Through the Conoir Toolkit, the company hopes to make integration seamless for those using Noir, Aztec’s zero-knowledge programming language.
“Traditional MPC libraries often came out of academia, meaning they were powerful yet not practical. At Conoir, we aim to do the trivial things to extend applications to MPC and PSS environments already using Conoir,” says Helminger.
From a safety and security perspective, Helminger has experienced years of peer-reviewed research on the protocols on which the network is being built, and currently undergoes security assessments, with regular external audits planned when the system is stable.
“Due to the nature of MPCs, a single node will not learn plain text and will remain confidential unless the threshold of the conspiring node is exceeded,” he said.
How are private shared state fares for Quantum Computing done?
Many experts see quantum computing as a potential threat to rapidly evolving cryptocurrencies.
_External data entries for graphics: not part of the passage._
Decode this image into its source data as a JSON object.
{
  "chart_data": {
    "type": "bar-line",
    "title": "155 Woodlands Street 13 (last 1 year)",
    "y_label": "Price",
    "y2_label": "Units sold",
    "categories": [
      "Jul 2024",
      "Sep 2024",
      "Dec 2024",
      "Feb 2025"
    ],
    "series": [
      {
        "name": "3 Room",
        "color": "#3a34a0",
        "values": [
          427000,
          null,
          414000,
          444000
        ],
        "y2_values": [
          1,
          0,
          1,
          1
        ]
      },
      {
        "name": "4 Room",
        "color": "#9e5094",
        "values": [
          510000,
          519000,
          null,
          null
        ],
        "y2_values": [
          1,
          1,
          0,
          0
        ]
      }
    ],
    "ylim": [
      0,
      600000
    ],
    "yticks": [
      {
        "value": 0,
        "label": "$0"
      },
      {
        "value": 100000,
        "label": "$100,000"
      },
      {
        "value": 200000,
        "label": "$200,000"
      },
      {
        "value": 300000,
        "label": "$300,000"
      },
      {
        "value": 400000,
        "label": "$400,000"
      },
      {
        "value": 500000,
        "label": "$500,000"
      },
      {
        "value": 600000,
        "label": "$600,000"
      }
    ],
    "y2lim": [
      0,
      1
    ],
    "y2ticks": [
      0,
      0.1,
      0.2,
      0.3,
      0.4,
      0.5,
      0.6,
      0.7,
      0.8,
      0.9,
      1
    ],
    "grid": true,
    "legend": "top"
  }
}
In fact, many people predict that with enough power, they will one day break Bitcoin encryption and access the wallet, an event called “Q Day.”
More recently, Solana co-founder Anatoly Yakovenko said there is a 50-50 possibility that it is strong enough to crack the crypto safeguard protecting Bitcoin wallets five years later.
When asked how Taceo and Aztec’s PSS oppose the threat of quantum computing, Taceo CEO Lukas Helminger said that some of the stack, including secret sharing within the MPC environment, is “already informationally safe and naturally after Quantum.”
“Certain proof systems have quantum risks, including actively investigating post-Quantum safe approaches, including hash-based ZKs,” Helminger said.
He explained that the research team working on the project has experience working on post-Quantum standards, so as the technology continues to evolve, they prepare the system with a clear transition path in mind.
“We’re taking a cryptographic agile approach. The system is designed to allow components to migrate to the rear alternatives as they mature and mature. For example, if today’s sense of smell relies on the assumption of an oval curve, we’re already experimenting with hash-based proof systems,” he said.